Häufig gestellte Fragen

Was beschreibt einen DoS-Angriff?

Ein DoS-Angriff (Denial of Service) ist ein Versuch, einen Dienst durch Überlastung mit Traffic unerreichbar zu machen. Im Gegensatz zu DDoS stammt er von einer einzelnen Quelle.

Kann jemand dein Internet DDoSen?

Ja, wenn Ihr Router oder Ihre Geräte kompromittiert wurden, können sie Teil eines Botnets werden. Mit einer Firewall und regelmäßigen Updates minimieren Sie dieses Risiko.

Was ist das größte Datenleck?

Diese Frage bezieht sich auf Datenschutzverletzungen, nicht direkt auf DDoS. Für spezifische Datenleck-Statistiken empfehlen wir die Berichte des BSI.

Kann man einen Test machen, ob das Telefon gehackt ist?

Für mobile Geräte empfehlen wir, auf ungewöhnliche Akkulaufzeit, Datenverbrauch und Hintergrundaktivitäten zu achten.

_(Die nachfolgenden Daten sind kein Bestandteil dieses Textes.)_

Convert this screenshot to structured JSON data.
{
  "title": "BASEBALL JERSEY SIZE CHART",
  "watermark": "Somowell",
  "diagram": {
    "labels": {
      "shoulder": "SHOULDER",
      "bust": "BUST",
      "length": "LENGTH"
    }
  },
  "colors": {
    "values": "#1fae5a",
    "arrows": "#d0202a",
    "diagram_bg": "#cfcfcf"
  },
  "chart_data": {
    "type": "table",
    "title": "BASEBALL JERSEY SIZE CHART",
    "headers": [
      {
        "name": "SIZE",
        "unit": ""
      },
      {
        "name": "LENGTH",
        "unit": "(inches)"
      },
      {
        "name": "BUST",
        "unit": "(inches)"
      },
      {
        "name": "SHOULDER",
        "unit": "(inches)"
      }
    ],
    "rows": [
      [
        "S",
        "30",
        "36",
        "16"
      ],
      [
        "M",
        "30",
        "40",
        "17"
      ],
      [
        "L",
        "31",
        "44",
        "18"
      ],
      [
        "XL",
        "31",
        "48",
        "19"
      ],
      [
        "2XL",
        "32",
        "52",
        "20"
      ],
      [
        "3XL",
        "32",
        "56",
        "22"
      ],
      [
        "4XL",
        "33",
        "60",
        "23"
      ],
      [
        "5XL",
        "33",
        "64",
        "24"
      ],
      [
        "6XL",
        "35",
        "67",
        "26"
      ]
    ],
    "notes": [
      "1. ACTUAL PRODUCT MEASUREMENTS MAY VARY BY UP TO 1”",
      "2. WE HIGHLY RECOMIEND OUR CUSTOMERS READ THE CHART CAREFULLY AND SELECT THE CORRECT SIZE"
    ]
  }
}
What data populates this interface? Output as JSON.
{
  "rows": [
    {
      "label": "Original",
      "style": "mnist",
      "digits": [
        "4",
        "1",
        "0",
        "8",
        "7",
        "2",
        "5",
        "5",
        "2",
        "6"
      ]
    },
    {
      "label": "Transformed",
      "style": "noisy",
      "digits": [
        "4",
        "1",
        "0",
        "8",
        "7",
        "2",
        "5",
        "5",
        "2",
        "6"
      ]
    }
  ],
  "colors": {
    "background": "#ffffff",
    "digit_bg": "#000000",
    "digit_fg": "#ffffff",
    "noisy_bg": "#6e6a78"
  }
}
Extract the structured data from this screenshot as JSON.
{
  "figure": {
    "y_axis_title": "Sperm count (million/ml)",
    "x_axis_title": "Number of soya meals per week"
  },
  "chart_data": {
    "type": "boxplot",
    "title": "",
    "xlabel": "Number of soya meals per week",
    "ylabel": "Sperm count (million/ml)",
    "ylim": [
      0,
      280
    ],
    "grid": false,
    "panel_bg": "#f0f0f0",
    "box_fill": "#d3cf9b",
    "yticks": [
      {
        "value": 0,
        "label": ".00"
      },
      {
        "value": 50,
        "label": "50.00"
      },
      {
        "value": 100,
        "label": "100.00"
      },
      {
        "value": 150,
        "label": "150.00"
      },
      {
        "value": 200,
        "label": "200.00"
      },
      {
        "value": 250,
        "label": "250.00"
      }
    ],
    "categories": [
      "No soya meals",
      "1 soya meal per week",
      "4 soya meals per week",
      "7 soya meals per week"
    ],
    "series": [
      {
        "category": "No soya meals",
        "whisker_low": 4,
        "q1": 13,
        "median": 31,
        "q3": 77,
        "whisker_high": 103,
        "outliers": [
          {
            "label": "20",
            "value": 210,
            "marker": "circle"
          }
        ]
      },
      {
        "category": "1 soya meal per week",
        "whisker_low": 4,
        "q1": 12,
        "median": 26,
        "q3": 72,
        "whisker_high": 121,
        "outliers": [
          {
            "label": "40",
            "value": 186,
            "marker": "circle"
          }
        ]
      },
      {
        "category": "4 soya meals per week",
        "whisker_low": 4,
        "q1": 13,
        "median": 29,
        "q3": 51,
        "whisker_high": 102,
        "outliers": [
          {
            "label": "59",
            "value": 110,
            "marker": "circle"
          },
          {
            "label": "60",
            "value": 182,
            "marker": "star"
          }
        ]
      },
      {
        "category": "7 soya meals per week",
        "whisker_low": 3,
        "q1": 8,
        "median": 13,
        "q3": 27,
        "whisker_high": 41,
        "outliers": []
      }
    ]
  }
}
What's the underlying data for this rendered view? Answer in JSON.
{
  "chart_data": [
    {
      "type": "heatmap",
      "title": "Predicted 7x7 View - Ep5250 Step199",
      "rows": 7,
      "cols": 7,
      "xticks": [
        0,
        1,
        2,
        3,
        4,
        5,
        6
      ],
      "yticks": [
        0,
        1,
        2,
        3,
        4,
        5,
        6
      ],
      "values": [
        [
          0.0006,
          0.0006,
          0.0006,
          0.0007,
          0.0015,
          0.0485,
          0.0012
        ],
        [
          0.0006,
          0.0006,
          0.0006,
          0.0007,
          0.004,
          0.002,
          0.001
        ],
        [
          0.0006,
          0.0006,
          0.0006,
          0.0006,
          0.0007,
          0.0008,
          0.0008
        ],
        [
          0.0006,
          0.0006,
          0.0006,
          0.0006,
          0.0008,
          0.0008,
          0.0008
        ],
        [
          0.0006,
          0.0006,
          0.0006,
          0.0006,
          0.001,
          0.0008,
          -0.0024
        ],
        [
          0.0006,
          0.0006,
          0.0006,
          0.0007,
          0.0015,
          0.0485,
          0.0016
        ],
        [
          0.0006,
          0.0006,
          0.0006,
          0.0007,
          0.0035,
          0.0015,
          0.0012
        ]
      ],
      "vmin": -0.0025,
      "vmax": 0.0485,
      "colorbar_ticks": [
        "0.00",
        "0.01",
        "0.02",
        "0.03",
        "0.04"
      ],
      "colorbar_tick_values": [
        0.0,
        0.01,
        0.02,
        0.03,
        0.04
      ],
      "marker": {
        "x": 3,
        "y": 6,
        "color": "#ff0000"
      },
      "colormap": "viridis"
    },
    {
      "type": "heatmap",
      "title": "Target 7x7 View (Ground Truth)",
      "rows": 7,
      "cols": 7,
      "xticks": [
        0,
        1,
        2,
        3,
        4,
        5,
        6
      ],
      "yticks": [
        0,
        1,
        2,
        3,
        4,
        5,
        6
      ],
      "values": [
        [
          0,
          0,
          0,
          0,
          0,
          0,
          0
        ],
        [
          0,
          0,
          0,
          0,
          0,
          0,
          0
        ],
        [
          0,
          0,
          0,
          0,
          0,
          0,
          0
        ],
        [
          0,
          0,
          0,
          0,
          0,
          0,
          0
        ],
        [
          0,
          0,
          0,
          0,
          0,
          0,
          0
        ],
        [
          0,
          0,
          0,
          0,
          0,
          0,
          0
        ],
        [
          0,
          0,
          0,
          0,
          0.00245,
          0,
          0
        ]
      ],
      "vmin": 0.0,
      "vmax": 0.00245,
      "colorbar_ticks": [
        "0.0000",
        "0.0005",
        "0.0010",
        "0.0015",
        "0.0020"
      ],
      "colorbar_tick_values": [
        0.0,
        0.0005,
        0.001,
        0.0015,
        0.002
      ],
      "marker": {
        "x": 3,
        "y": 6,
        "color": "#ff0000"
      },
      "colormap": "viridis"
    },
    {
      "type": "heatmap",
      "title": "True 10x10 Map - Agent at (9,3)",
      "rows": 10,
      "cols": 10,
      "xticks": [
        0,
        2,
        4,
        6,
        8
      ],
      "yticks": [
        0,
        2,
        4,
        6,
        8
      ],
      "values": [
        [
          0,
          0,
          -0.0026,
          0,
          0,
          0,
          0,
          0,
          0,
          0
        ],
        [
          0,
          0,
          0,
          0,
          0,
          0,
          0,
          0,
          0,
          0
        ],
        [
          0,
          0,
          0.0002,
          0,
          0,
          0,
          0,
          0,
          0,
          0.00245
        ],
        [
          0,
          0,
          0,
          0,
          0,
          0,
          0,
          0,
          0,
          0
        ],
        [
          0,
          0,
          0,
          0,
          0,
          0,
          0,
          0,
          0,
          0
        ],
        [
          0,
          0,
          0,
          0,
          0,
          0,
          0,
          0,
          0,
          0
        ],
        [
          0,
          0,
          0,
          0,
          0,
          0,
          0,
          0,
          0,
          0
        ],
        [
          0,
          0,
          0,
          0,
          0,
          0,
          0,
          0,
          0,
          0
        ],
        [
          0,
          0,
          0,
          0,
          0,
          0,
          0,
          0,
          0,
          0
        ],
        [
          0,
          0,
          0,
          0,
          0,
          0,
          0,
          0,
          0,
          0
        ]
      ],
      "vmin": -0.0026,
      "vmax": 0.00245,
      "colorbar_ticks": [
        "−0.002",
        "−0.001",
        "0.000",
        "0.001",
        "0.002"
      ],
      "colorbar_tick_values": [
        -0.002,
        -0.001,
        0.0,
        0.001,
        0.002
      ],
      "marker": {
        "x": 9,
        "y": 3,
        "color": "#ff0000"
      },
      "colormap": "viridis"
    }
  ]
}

Sicherheits-Apps können helfen.

Was ist DDoS-Monitoring?

DDoS-Monitoring umfasst Echtzeit-Überwachung des Netzwerkverkehrs mit IDS/IPS und Verhaltensanalyse, um Angriffe frühzeitig zu erkennen und Gegenmaßnahmen einzuleiten.

Wie stoppt man DDoS-Angriffe?

Durch eine Kombination aus Ratenbegrenzung, IP-Filterung, CDN-Nutzung und automatisierten Abwehrsystemen. Bei größeren Angriffen sind professionelle DDoS-Schutzdienste wie Cloudflare empfehlenswert.